Les formations biqualifiantes

Publication : 13 décembre 2021
Plusieurs lycées proposent aux élèves de suivre une préparation aux diplômes des sports de montagne dans le cadre de leur bac ou de leur BTS. Ces cursus, aménagés et sélectifs, permettent de se construire un parcours professionnel en lien avec sa passion.
Les formations biqualifiantes
© Caroline Courteville/Lycee des metiers de la montagne Saint-Michel de Maurienne
Le principe des biqualications : préparer de front le bac et un diplôme des métiers sportifs de la montagne. Forte motivation exigée.

Deux formations pour préparer deux activités

Autour d'une dizaine d'établissements proposent des biqualifications permettant de se préparer aux diplômes d’État de la montagne tout en poursuivant son cursus au lycée.

Ces formations sont le plus souvent proposées dans le cadre d'un bac général, d'un bac technologique (notamment STAV ou STMG) ou de certains bacs professionnels (aménagements paysagers, métiers de l’électricité et des environnements connectés, aménagements finition, etc.). Plus rarement, elles sont associées à un BTS.

Selon les cas, ces cursus permettent de s'entraîner aux tests à l'entrée des formations aux brevets et diplômes d’État du sport (par exemple, DE de ski, DE escalade, DE accompagnateur en moyenne montagne, DE guide de haute montagne, brevet national de pisteur secouriste, etc.), ou de valider une partie ou la totalité de ces formations.

L'objectif est de pouvoir à terme exercer plusieurs activités et ainsi s'adapter au travail saisonnier en zone de montagne. De quoi devenir par exemple moniteur de ski en hiver et constructeur bois le reste de l'année. C'est aussi un bon moyen d'anticiper une éventuelle reconversion, fréquente dans le cas de certains métiers sportifs qui sollicitent fortement le corps.

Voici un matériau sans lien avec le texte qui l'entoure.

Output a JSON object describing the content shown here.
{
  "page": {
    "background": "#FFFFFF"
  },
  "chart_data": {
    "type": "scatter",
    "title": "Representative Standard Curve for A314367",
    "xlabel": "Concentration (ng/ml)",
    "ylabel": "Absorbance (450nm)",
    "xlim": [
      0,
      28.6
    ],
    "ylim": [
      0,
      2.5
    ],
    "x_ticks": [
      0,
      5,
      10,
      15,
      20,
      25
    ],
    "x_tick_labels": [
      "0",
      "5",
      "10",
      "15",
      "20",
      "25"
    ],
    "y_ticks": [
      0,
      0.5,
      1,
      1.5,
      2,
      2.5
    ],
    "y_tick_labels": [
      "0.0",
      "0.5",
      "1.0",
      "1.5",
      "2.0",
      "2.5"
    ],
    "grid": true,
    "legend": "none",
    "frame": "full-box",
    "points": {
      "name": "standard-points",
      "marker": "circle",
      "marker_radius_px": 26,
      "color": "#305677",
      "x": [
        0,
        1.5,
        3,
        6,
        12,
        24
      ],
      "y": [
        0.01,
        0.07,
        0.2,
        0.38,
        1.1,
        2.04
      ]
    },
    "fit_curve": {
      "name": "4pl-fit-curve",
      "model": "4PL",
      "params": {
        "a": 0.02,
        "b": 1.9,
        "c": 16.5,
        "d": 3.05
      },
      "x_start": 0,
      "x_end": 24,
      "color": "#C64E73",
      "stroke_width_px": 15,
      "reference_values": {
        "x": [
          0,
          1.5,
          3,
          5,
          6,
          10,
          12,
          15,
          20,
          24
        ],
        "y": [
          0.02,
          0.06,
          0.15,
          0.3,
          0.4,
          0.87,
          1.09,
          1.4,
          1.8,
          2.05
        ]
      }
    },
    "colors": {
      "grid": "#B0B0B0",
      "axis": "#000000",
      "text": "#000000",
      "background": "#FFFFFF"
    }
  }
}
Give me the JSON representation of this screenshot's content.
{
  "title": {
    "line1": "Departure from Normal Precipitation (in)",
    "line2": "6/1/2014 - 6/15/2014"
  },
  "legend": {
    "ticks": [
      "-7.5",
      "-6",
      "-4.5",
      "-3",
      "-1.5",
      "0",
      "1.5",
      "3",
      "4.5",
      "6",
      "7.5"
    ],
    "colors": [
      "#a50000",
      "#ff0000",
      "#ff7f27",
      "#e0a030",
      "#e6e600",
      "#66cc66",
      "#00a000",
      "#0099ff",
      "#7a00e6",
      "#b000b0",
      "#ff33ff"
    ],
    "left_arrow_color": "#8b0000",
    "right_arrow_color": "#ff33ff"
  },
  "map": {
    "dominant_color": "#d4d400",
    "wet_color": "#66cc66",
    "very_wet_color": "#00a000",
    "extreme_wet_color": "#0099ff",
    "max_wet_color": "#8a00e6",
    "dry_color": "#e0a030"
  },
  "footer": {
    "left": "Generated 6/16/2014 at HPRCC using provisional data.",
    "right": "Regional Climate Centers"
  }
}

Sélection : motivation et endurance

L’admission en biqualification se fait sur :

  • tests sportifs pendant 1 ou 2 jours (tests techniques et d'aptitudes physiques). Il faut présenter une bonne condition physique et avoir une expérience dans l'activité sportives visée (escalade, ski de fond, kayak, etc.) ;
  • dossier scolaire. Sont observées les notes, mais aussi les appréciations attestant du sérieux et de l'autonomie du candidat ;
  • entretien de motivation. Il faut être prêt à s'investir fortement pour mener de front le cursus scolaire et le cursus sportif.

 

Il est parfois possible d'intégrer le cursus en 2e année, selon la formation et sous réserve de places disponibles.

Se renseigner auprès des établissements pour connaître le détails des admissions et les dates des tests de sélection. Une réunion d'information obligatoire est également prévue.

Les effectifs dans ces formations sont souvent réduits (entre quelques élèves et une quarantaine) et les candidats plus nombreux que les places disponibles.

En matière de coûts, il faut souvent prévoir une participation aux frais d'encadrement, le matériel sportif personnel, la cotisation à l'association sportive et des frais liés à la pratique du sport choisi (par exemple, le forfait de remontées mécaniques dans le cas du ski).

Des enseignements pro, une scolarité aménagée

Les biqualifications ne sont pas des sections sportives scolaires, dédiées à la compétition. L'objectif est de commencer à se former à un futur métier de la montagne. À côté du perfectionnement technique, les élèves s’entraînent notamment à la pédagogie et à la sécurité, et approfondissent leur connaissance du milieu montagnard. Ils effectuent des stages en lien avec leur spécialité mais aussi avec le sport.

Les cours ont lieu en lycée et la formation sportive dans des établissements de formation dédiés, comme les Creps et les écoles de ski et d’alpinisme.

La scolarité comprend parfois une année supplémentaire pour permettre une pratique sportive concentrée sur certaines périodes (par exemple, en hiver dans le cas du ski). Ainsi, plusieurs établissements étalent le bac sur 4 ans : 1 année pour la 2de et 3 ans pour le cycle 1re et terminale.